November 22, 2024

Media Decoder Blog: The Breakfast Meeting: A Digital Kingdom and the Future of TVs

The Breakfast Meeting

What’s making news in media.

Walt Disney World plans to begin introducing a vacation management system called MyMagic+ in the coming months that will drastically change the way Disney World visitors — some 30 million people a year — do just about everything. Visitors will wear rubber bracelets encoded with credit card information allowing them to buy everything from corn dogs to Mickey Mouse ears with a tap of the wrist. Smartphone alerts will signal when it is time to ride Space Mountain without standing in line. The ambitious plan, as Brooks Barnes reports, moves Disney deeper into the hotly debated terrain of personal data collection. Like most major companies, Disney wants to have as much information about its customers’ preferences as it can get, so it can appeal to them more efficiently. The company already collects data to use in future sales campaigns, but parts of MyMagic+ will allow Disney to track guest behavior in minute detail for the first time.

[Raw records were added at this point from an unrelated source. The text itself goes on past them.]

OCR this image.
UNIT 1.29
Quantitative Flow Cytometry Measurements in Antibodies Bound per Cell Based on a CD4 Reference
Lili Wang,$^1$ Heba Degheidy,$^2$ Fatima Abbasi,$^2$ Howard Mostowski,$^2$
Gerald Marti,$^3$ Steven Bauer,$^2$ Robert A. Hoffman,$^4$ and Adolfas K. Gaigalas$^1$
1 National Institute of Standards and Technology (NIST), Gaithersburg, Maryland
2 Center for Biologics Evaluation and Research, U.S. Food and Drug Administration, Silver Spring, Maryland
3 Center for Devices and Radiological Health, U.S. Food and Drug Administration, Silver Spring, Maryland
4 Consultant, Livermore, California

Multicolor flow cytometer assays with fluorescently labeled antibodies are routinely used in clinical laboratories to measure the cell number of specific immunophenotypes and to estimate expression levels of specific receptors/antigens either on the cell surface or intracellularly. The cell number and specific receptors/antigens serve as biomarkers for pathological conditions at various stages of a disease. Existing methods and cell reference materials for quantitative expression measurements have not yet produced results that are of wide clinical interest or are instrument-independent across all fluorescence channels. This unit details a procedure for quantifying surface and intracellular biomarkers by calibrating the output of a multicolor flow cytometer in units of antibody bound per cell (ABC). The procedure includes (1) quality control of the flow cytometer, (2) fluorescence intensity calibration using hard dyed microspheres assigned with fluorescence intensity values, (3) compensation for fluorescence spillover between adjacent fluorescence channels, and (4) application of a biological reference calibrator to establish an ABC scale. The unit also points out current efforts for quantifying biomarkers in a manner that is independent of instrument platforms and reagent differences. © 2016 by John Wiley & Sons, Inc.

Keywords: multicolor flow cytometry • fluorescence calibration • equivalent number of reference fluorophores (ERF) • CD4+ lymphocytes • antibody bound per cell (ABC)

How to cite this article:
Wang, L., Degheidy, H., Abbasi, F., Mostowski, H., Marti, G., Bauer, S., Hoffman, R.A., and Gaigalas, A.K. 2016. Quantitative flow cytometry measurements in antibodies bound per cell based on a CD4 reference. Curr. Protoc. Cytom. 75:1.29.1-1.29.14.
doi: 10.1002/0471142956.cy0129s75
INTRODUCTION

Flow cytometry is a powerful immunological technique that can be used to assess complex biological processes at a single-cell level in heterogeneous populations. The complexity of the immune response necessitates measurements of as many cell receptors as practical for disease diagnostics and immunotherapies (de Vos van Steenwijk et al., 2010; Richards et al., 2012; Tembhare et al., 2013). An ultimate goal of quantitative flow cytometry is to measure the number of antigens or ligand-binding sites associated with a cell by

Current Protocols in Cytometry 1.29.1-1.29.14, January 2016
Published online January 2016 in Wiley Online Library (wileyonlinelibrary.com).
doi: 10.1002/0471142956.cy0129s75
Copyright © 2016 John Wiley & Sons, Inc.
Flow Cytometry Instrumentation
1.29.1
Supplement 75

The future of the television will be on display this week at the Consumer Electronics Show in Las Vegas, where television makers like Samsung, Sony, LG and Panasonic will try to grab the attention of convention attendees otherwise occupied with the latest smartphones, laptops and tablets. To answer the challenge, the television makers will display new products with supersize screens and quadrupled levels of detail in their images. As Brian X. Chen reports, the manufacturers will also continue to push the idea of “smart” sets by adding applications and other interactive elements. For the electronics industry, the television is an important but increasingly difficult product to sell.

Obscure cable channels are feeling the heat from major cable distributors that increasingly are talking about dropping underperforming channels from their lineups. As Brian Stelter reports, distributors have talked for years about belt-tightening, but two things are different now: potential Web competitors are creeping up and programming costs are soaring, particularly for sports channels and broadcasters. Independently owned channels are more imperiled than low-rated channels owned by media conglomerates like the Walt Disney Company and Viacom. VH1 Classic and ESPNU are not going away any time soon, but on New Year’s Day, Verizon FiOS yanked Youtoo TV, a fledgling channel that features videos submitted by viewers, and Time Warner Cable dropped Ovation, which bills itself as an arts and culture channel. At the same time, in a move criticized by the programmers of some low-rated channels, distributors continue to give new and unproven channels a chance. Time Warner Cable, for example, started to carry BBC World News and RLTV, formerly called Retirement Living TV, in the last few months.

Edward Wyatt reports that the Federal Trade Commission’s decision to drop its two-year investigation into Google has drawn criticism from some observers who believe the commission’s inquiry focused on the wrong area. Instead of considering harm to people who come to Google to search for information, Google’s competitors and their supporters say the government should have been looking at whether Google’s actions harmed its real customers — the companies that pay billions of dollars each year to advertise on Google’s site. In its reports, the F.T.C. did not detail how it defined harm or what quantitative measures it had used to determine that Google users were better off. But interviews with people on all sides of the investigation — government officials, Google supporters, advocates for Microsoft and other competitors, and antitrust experts and economists — show that many of the yardsticks the commission used to measure its outcomes were remarkably similar to Google’s own. Not surprisingly, they cast Google in a favorable light. F.T.C. officials said they considered data from a wide range of sources — those with interests aligned with Google as well as against it. The officials also bought quantitative data about Internet usage and conducted interviews with experts who were independent of all sides.